Avoid wide load designation when possible – only the largest construction machines must be hauled as such. Some examples of machines that DO need wide load designation include dozers, cranes, off road dump trucks, and scrapers. Many others can be altered to fit into standard regulations by:

● Removing bulldozer attachments and wheel loaders, shipping them separately. This is more cost effective than needing to classify as a wide load.

● If your equipment is Over Height:

o Remove or retract boom or bucket. Two load trips can be made, and in many cases are more cost efficient. Keep in mind the distance and time it will take to remove and reinstall it later, weighing cost versus possible savings.

● If your equipment is Overweight:

o Remove attachments from the body of the machine and ship separately. Any weight over 40,000 lbs should take precautionary measures and keep weight limit in mind. If you have any questions, go directly to the manufacturer or consult your owner’s manual.

● If your equipment is Over Width:

o As the name calls, an over width issue is often difficult to modify. Since most over width gear runs on tracks, you can determine if it is worth removing them. Keep in mind it is often not worth removing the tracks.

● If your equipment is Overlength:

o Check if something can be removed and hauled separately in order to fit into normal length standards and restrictions.

Removing parts from the base of a machine may not seem worth it due to the extra effort you must add to reassemble, but it can often save money. Wide loads easily cost from double to quadruple the base cost of moving a construction machine. This increases even more depending on necessity of permits or escorts.

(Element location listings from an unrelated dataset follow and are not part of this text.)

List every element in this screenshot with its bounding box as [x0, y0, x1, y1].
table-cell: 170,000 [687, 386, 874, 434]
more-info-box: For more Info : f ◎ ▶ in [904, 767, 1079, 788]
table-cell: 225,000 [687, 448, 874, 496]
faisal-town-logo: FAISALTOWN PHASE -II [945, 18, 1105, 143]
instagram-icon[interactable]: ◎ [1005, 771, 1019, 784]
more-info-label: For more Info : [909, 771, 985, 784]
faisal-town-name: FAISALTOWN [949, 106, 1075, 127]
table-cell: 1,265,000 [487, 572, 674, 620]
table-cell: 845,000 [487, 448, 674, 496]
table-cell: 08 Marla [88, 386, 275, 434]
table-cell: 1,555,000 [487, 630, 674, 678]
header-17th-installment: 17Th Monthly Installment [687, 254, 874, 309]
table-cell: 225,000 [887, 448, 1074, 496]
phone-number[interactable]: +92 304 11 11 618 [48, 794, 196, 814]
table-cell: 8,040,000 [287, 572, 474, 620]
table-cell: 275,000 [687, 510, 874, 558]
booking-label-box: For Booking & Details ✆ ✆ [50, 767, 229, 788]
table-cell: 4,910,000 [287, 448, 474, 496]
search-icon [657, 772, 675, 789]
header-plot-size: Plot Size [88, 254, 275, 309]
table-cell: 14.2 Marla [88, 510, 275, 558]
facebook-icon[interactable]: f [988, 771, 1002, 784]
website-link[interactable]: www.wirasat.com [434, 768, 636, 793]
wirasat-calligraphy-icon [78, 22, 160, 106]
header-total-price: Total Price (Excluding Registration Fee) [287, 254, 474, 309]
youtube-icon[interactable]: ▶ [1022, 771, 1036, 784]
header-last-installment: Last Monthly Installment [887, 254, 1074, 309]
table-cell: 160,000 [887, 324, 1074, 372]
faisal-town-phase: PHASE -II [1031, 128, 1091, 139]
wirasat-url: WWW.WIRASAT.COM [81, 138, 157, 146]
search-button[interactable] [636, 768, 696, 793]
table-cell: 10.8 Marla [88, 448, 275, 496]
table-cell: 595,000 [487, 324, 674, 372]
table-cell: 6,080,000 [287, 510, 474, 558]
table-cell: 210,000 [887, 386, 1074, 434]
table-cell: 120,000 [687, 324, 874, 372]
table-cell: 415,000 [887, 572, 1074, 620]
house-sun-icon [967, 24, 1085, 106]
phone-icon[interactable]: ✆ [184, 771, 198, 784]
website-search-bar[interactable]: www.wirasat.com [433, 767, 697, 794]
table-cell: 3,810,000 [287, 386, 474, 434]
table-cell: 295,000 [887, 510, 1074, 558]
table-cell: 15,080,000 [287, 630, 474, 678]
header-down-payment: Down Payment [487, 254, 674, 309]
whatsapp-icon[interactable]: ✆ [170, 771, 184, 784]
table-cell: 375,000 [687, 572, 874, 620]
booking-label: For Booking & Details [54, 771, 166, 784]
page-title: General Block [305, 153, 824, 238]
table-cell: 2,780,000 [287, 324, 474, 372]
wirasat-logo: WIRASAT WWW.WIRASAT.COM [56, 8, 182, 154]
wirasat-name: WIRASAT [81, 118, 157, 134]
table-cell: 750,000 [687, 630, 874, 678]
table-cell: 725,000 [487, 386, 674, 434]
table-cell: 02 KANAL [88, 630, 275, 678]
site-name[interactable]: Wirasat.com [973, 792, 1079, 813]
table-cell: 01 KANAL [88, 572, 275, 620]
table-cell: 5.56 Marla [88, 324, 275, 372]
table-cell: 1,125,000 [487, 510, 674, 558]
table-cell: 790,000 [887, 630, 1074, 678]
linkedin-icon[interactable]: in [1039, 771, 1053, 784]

Wide loads can also pose issues with route plans. Many roads and bridges do not allow oversized loads to cross, therefore adding many miles and extra time to transport.

Check the Details Over

Once everything is set and planned, check all of the details over again. Schedules should be made, and everyone involved should know the plan. This will save any confusion on the day of the move.

Remember to confirm the following with the hauler:

● Date, Time, and Location of the transport

● The specific equipment they are bringing

● Anything you need on hand to ensure the day moves smoothly

● Estimated time of arrival to the end location

Confirm the help you need with:

● Who is operating the equipment onto the discussed method of shipping

● Loading help at the initial transport starting point

● If anyone is transporting the removed or separate equipment

Things to confirm with the arrival location:

● Who will unload the machinery

● Location to unload equipment is cleared of obstruction, stable, and can be reached by trailer or tractor

● If a mechanic is needed to reassemble any previously disassembled machinery

Game Day

When the day comes, follow all parts of your plan exactly. All participants should be aware of specific times, locations, or phone numbers necessary. This will avoid confusion and make a smooth move.

Everyone involved should be aware of who to contact in terms of questions or concerns, and exactly how to contact them.

You should be sure to capture images of your machinery prior to departure when it is locked and loaded on the trailer. These pictures will be evidence of condition your machinery was in when it left your hands, as well as showing the proper secureness of it to the trailer.

When it has finally reached the destination, have someone inspect the equipment before the hauler in charge departs. Any condition issues should be immediately addressed with them, not put off.

With this checklist, your construction equipment can be transported smoothly, securely, and effectively.